Tao ChenMegha TippurSiyang WuVikash KumarEdward AdelsonPulkit Agrawal
Published in: Science robotics (2023)
In-hand object reorientation is necessary for performing many dexterous manipulation tasks, such as tool use in less structured environments, which remain beyond the reach of current robots. Prior works built reorientation systems assuming one or many of the following conditions: reorienting only specific objects with simple shapes, limited range of reorientation, slow or quasi-static manipulation, simulation-only results, the need for specialized and costly sensor suites, and other constraints that make the system infeasible for real-world deployment.
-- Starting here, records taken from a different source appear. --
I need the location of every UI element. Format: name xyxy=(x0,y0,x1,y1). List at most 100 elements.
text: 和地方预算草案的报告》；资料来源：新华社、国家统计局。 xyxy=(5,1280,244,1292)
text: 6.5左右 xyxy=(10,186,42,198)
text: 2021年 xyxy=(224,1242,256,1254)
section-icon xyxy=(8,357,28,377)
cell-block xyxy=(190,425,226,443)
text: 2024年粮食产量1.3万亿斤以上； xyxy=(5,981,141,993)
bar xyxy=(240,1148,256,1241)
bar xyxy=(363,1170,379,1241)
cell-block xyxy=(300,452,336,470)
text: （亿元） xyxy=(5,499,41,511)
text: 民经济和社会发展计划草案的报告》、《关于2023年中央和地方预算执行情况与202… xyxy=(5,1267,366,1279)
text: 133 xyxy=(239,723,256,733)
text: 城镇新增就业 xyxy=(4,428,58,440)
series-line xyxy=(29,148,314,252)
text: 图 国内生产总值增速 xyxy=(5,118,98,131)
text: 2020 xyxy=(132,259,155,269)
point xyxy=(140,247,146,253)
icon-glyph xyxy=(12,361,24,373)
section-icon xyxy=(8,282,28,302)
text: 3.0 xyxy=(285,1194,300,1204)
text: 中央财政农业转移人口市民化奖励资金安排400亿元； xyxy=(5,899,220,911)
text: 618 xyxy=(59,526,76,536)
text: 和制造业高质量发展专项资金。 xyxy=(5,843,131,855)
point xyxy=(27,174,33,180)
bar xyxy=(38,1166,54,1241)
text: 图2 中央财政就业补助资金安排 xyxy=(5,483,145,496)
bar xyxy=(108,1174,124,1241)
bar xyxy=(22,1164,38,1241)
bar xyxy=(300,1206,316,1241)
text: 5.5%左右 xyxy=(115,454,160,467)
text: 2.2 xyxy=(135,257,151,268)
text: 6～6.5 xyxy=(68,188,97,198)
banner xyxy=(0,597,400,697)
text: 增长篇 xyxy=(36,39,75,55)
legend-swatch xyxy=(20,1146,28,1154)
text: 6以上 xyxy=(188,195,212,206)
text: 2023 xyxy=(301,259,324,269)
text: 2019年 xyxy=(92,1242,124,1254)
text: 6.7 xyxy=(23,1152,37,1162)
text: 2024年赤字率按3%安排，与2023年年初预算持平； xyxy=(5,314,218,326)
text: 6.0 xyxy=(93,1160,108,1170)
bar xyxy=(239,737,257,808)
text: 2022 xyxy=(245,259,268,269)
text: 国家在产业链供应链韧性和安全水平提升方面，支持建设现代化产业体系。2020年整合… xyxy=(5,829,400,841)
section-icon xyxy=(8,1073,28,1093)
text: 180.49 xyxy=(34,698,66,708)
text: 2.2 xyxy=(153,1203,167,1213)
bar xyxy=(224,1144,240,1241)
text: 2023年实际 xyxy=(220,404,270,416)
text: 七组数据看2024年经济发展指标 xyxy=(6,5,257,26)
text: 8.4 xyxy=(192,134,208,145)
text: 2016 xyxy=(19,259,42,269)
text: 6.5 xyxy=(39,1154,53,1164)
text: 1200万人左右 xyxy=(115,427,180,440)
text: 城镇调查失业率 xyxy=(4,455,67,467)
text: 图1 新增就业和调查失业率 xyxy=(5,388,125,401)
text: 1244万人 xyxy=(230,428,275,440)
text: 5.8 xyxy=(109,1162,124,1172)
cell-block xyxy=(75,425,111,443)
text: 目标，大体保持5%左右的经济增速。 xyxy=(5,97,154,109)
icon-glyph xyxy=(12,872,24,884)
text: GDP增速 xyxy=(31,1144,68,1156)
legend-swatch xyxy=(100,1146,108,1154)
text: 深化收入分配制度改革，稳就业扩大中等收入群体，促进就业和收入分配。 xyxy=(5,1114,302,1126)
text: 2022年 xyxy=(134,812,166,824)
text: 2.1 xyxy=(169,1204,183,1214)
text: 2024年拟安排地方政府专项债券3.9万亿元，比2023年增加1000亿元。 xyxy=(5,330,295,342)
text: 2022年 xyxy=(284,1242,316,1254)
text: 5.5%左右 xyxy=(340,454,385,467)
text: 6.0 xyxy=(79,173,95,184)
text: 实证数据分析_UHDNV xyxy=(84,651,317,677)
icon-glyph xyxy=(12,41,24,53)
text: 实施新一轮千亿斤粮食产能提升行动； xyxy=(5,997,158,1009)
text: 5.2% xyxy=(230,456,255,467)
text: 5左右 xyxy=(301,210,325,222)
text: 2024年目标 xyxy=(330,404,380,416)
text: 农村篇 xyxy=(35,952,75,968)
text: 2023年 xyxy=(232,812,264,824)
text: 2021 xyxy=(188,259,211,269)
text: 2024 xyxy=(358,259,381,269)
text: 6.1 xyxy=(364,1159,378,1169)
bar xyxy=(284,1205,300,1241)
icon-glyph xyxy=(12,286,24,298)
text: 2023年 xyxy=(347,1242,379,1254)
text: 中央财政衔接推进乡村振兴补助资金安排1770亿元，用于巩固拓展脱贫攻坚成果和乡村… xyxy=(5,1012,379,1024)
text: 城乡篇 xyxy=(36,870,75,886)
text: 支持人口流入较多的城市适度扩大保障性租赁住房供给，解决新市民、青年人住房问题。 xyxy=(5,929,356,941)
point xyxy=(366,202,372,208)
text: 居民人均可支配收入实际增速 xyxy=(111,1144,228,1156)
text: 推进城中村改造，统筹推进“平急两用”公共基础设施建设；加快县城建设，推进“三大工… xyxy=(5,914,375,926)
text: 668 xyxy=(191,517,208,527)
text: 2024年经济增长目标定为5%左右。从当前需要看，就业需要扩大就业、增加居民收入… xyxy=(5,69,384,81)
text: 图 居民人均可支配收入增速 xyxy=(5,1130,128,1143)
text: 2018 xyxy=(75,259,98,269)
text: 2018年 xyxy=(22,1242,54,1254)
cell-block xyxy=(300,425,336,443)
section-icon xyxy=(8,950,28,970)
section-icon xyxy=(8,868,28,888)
We present a general object reorientation controller that does not make these assumptions. It uses readings from a single commodity depth camera to dynamically reorient complex and new object shapes by any rotation in real time, with the median reorientation time being close to 7 seconds. The controller was trained using reinforcement learning in simulation and evaluated in the real world on new object shapes not used for training, including the most challenging scenario of reorienting objects held in the air by a downward-facing hand that must counteract gravity during reorientation. Our hardware platform only used open-source components that cost less than 5000 dollars. Although we demonstrate the ability to overcome assumptions in prior work, there is ample scope for improving absolute performance. For instance, the challenging duck-shaped object not used for training was dropped in 56% of the trials. When it was not dropped, our controller reoriented the object within 0.4 radians (23°) 75% of the time.